Regarding adjuvant or palliative treatment, six patients (6/18, 33.3 %) received chemotherapy, five patients (5/18, 27.7 %) radiotherapy, two patients (2/18, 11.1 %) a combination of chemotherapy and radiotherapy, and one patient (1/18, 5.5 %) medroxyprogesterone acetate. Four patients (4/22, 22.2 %) received no adjuvant or palliative treatment, while no information regarding adjuvant/palliative treatment was available for nine patients. Adjuvant radiotherapy of the breast/chest wall after resection of local recurrence, either in the form of breast-conserving surgery or total mastectomy, has been recommended for patients with MPTs; however, this remains controversial, since no significant difference in disease-free survival and overall survival has been proven yet31. In cases with systemic recurrence, adjuvant chemotherapy with doxorubicin in combination with ifosfamide has yielded promising outcomes, but further assessment with randomized clinical trials is required2. Taking into account our review’s data, it is concluded that there are no treatment guidelines, despite the undisputable aggressive nature of these tumors. A therapeutic approach similar to that of soft tissue sarcomas should be reconsidered and established by analogy with MD Anderson Cancer Center recommendations.

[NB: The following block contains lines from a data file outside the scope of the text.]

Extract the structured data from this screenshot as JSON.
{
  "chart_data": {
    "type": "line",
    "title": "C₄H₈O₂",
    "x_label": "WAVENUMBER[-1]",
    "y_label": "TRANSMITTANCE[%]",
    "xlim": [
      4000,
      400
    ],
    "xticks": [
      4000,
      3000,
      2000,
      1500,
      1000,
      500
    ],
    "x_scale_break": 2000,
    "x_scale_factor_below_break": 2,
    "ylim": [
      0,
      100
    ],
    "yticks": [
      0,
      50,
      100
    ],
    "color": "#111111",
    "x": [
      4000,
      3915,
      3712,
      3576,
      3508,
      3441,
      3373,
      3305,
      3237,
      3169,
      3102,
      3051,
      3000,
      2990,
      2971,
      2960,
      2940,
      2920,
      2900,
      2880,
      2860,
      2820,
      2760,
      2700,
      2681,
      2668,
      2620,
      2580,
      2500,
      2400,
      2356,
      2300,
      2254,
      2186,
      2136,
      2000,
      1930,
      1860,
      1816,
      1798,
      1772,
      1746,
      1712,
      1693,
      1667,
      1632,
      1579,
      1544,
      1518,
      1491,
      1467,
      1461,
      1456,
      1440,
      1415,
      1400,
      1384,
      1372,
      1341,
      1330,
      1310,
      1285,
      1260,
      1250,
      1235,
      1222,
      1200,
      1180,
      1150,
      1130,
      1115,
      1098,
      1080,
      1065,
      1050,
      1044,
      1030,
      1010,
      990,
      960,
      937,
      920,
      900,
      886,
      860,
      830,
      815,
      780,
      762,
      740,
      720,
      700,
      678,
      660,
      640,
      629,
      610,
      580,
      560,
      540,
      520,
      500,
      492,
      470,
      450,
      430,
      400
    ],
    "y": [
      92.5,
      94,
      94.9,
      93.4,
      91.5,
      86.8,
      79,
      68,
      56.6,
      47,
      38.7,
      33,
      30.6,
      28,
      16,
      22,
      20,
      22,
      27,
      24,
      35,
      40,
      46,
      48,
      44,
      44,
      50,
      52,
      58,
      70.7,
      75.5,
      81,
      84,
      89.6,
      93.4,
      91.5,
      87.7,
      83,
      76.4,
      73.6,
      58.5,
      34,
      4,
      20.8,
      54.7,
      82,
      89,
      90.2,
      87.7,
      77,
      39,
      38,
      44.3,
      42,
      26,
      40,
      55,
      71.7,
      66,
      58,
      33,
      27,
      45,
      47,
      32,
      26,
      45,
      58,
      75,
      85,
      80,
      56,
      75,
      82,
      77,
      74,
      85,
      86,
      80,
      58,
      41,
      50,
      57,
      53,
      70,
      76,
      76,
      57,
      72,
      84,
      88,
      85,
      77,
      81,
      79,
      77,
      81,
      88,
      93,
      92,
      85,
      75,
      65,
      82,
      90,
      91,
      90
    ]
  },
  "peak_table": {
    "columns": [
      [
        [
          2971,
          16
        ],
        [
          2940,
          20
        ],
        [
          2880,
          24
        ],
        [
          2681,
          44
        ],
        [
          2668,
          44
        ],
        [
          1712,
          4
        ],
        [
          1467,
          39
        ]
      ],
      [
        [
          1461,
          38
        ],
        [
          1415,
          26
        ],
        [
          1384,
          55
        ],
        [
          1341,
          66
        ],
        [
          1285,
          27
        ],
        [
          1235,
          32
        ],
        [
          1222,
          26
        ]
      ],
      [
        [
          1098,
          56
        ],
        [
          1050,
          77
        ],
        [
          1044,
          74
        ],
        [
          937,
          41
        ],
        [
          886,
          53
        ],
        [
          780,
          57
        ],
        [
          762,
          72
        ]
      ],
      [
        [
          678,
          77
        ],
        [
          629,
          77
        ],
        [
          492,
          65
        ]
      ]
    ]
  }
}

Although giant MPT represents an uncommon clinical and surgical entity, clinicians should preserve high clinical suspicion in patients with a rapidly enlarging breast mass. Fine needle aspiration and core biopsy may be helpful, but a definitive diagnosis is usually established after in toto surgical excision of the mass and histopathologic examination. Pathologists should be aware that a biopsy specimen of a metastatic PT may lead to misdiagnosis, especially if the previous clinical history of a patient is unknown; where necessary, a comparative study of the primary and metastatic tumor specimens can be of help. Their adverse biologic behavior, specifically the high probability of metastasis, justifies the previous nomenclature that clearly stated their sarcomatous nature. Guidelines are required for appropriate therapeutic management of giant MPTs, reconsidering following the same principles applied to treating soft tissue sarcomas32.
The authors report no conflicts of interest.
This case was presented at the 33rd European Congress of Pathology and it has been included in abstract form in a supplement of Virchows Archiv. 2021; 479 (Suppl 1): S193.